Sin embargo, días después, el Acuario de Vancouver pidió a la familia a ponerse en contacto para tratar un posible caso de seal finger —que se podría traducir como dedo de foca—, una infección que puede conducir a la amputación o incluso a la muerte.

La bacteria fue descubierta en 1988 tras una epidemia en el Mar Báltico

Danielle Hyson, entrenador profesional de mamíferos marinos, dijo en una entrevista para el medio canadiense CBC News que la infección es causada por la bacteria Mycoplasma phocacerebrale, que habita en la boca de los mamíferos marinos y, dada su especificidad, sólo puede ser tratada por especialistas en el acuario.

Según la Librería Nacional de Medicina de Estados Unidos, la bacteria fue descubierta en 1988 tras una epidemia en el Mar Báltico.
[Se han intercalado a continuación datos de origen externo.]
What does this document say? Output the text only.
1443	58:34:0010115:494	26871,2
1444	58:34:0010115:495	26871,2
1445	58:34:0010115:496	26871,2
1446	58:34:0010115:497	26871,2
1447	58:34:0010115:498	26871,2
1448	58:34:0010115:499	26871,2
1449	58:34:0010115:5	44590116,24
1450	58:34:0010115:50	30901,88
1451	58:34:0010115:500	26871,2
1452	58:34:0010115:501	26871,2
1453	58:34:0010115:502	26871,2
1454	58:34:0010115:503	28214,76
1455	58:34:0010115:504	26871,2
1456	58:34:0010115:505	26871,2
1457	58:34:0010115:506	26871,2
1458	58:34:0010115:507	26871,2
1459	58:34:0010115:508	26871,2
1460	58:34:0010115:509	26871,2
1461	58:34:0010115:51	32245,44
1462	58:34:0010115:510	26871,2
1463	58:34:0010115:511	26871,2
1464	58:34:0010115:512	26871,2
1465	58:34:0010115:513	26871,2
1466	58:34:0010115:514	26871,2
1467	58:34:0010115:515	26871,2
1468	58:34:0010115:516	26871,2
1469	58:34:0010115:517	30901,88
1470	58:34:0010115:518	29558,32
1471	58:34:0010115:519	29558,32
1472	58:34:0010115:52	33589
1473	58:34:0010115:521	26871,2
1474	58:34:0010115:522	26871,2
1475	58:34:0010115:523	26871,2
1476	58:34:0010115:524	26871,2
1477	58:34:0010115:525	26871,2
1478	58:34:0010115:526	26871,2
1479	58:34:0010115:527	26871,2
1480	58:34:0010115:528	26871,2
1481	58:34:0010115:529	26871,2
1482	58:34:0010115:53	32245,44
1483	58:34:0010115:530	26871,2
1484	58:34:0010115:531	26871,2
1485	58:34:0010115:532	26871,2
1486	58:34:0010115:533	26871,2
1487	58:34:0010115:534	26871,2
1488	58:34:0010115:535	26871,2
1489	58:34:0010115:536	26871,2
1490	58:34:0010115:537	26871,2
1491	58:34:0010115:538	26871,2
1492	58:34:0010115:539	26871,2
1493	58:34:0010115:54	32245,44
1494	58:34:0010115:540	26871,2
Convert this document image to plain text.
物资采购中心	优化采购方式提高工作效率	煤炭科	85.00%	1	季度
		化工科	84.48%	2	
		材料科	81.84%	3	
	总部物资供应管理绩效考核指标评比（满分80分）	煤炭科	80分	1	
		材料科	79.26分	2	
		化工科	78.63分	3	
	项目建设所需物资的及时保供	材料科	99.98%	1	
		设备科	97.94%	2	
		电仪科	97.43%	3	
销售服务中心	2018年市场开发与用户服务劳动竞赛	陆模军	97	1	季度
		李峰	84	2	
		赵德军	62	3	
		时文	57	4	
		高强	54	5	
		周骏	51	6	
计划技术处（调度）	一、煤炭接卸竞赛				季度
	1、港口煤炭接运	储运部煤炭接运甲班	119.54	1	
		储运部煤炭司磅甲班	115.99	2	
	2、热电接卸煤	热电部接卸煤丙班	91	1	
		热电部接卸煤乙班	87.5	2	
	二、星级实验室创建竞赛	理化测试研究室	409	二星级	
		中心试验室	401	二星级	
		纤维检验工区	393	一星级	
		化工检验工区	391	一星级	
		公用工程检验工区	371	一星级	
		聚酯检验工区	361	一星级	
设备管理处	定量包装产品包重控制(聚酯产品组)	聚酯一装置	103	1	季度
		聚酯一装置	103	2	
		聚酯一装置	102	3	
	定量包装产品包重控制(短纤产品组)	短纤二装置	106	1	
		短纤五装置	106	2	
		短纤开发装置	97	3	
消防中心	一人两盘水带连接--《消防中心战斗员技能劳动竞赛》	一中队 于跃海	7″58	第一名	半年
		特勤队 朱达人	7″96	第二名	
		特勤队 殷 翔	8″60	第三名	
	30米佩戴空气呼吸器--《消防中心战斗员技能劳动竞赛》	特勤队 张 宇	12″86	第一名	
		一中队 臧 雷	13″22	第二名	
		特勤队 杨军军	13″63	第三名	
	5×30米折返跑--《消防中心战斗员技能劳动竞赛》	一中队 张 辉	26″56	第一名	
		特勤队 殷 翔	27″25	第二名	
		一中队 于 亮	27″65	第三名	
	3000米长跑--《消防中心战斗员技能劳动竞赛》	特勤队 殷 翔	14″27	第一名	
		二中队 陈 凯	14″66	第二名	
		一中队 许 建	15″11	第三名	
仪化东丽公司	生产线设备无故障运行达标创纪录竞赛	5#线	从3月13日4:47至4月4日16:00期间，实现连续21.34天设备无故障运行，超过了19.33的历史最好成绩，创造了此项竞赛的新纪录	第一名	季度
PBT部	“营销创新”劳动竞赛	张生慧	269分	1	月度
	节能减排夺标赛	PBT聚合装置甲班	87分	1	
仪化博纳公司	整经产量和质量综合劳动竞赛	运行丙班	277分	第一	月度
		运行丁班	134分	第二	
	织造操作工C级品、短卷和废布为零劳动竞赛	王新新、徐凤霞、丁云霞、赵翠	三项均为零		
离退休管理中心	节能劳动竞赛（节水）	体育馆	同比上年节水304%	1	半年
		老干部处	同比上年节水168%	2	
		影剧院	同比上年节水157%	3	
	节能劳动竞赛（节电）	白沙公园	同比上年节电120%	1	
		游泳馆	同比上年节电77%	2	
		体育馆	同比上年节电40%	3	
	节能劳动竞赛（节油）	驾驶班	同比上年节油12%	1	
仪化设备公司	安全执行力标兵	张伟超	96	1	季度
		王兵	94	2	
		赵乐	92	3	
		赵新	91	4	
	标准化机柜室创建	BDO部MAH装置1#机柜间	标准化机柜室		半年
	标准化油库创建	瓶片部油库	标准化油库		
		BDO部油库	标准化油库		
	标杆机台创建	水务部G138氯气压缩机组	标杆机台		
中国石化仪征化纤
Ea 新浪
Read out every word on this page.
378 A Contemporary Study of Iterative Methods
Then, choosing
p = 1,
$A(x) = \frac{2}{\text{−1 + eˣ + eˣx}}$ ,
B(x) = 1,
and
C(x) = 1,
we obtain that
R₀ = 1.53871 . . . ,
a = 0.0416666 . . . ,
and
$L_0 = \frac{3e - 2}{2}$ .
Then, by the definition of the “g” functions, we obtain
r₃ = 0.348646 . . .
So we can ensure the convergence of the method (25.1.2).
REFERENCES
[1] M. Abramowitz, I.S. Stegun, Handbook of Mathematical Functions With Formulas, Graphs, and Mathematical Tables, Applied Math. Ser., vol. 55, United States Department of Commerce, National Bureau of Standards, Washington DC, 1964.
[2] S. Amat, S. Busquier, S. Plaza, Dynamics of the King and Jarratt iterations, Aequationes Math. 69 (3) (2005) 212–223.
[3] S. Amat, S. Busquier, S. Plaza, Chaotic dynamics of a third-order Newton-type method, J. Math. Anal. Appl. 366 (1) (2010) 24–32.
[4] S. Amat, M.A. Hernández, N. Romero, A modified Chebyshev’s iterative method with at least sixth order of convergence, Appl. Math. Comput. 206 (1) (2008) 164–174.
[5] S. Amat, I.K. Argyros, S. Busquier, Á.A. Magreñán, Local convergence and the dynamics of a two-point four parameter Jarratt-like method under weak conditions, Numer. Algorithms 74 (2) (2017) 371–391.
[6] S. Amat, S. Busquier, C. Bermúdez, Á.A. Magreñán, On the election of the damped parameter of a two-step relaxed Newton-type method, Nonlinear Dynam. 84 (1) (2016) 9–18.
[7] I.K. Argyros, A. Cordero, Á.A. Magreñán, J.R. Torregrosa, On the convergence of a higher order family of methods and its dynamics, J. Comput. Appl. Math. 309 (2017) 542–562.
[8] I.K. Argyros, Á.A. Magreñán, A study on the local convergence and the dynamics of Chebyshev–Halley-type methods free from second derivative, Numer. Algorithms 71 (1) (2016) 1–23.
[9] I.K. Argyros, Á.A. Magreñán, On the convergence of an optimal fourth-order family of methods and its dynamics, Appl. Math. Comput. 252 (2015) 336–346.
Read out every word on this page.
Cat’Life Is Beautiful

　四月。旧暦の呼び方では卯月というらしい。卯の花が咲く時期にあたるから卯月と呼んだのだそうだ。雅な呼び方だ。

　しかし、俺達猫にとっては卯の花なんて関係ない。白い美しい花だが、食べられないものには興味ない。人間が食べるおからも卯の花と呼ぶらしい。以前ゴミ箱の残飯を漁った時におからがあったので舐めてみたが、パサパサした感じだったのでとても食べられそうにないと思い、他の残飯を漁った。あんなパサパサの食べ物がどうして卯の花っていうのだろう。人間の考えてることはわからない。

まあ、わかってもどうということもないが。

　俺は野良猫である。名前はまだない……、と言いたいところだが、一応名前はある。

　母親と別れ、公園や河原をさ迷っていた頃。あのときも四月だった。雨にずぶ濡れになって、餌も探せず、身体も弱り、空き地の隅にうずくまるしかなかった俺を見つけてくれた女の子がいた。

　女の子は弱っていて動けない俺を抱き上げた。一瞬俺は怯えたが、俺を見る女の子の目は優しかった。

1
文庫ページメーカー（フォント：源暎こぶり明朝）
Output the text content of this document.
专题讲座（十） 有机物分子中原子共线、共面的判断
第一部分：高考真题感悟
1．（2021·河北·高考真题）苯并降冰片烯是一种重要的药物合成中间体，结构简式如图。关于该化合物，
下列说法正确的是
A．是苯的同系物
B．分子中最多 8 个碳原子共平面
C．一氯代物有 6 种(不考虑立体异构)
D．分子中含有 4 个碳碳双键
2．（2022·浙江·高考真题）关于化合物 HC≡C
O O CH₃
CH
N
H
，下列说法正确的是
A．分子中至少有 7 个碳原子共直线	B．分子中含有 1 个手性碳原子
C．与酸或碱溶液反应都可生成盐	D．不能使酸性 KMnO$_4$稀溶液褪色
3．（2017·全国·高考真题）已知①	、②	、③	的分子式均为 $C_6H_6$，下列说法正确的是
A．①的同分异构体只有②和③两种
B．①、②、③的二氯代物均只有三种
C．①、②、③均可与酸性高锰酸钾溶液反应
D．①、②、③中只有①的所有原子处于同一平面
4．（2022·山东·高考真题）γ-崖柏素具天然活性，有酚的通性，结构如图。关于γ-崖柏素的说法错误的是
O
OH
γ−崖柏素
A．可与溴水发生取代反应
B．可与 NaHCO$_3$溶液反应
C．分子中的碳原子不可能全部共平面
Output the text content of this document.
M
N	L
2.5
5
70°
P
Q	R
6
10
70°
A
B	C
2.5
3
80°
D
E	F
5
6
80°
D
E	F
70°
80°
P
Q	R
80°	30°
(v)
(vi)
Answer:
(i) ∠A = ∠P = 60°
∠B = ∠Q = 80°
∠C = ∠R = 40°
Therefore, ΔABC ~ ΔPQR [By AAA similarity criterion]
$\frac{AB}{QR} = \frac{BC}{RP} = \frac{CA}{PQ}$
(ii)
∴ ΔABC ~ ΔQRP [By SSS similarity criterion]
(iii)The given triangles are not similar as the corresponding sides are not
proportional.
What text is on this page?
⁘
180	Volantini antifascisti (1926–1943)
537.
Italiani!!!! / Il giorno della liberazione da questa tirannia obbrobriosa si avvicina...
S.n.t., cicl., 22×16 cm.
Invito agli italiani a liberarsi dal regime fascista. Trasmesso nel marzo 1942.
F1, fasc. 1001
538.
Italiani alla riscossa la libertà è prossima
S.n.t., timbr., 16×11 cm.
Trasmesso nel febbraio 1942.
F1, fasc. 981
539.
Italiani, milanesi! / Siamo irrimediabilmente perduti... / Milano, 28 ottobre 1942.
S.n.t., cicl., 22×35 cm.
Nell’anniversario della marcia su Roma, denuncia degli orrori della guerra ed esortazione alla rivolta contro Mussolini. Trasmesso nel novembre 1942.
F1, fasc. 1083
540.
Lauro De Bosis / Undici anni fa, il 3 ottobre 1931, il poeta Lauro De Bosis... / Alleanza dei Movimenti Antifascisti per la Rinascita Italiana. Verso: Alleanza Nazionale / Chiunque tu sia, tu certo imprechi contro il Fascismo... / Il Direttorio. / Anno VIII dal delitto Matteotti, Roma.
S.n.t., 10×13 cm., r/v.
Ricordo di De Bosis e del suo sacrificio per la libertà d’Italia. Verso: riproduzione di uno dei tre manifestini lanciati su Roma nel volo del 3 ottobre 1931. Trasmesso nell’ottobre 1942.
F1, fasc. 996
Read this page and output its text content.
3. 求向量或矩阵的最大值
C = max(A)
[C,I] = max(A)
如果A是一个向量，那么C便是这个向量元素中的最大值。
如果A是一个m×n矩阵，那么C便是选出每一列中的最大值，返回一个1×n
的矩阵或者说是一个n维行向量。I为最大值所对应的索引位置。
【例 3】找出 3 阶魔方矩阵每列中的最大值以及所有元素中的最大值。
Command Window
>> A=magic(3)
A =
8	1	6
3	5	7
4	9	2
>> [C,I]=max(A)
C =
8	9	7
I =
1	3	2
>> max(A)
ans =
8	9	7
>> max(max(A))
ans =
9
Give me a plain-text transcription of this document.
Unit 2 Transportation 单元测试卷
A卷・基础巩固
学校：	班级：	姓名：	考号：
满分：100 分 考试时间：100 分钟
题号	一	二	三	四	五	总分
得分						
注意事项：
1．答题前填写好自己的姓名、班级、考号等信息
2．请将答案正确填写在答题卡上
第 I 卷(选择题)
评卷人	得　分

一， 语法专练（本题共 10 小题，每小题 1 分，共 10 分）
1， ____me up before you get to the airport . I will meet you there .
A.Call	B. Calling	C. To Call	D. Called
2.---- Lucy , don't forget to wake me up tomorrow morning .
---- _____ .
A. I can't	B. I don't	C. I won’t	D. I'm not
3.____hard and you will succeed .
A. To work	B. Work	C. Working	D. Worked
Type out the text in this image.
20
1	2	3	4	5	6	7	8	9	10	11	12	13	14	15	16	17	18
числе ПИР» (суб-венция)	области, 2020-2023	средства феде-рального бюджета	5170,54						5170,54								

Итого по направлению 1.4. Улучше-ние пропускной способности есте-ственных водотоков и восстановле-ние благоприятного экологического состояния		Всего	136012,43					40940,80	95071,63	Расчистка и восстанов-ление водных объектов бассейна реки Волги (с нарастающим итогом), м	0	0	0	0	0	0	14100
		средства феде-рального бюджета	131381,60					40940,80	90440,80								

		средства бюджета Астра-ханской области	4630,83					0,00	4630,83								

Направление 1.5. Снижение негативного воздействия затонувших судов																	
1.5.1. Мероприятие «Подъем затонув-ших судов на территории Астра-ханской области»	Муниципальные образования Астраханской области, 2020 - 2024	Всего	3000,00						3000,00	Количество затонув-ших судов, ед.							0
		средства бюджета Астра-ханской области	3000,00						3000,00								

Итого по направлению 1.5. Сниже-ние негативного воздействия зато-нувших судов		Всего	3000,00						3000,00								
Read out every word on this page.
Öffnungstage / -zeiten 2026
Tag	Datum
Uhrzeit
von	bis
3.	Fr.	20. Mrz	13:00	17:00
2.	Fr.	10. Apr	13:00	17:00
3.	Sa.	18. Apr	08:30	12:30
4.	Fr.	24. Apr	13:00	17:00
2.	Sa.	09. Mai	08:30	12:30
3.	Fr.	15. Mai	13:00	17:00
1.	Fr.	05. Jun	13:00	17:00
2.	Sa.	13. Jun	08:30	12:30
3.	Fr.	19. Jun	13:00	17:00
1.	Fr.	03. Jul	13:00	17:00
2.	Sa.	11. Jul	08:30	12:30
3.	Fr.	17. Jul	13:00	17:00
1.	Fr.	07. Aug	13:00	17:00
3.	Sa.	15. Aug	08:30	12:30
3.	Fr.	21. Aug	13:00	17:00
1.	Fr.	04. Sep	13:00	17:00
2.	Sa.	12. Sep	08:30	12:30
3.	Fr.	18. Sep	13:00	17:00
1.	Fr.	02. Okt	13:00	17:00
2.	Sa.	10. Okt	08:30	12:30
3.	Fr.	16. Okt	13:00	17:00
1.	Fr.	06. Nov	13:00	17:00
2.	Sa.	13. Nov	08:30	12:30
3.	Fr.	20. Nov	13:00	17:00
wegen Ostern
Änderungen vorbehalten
Poco después del incidente, las autoridades portuarias criticaron a la familia por tener un “comportamiento imprudente” y haber ignorado las señales que advierten a los turistas sobre no alimentar a los animales. Numerosos usuarios de redes sociales también adoptaron esta postura y reprobaron esa práctica con comentarios encarnizados.

No obstante, en una entrevista para el mismo medio, el padre de la niña dijo que su familia ha sido “falsamente acusada de alimentar al animal marino”.

“Mi hija se acercó para tratar de ver a los leones marinos, para tener una mejor vista”, dijo.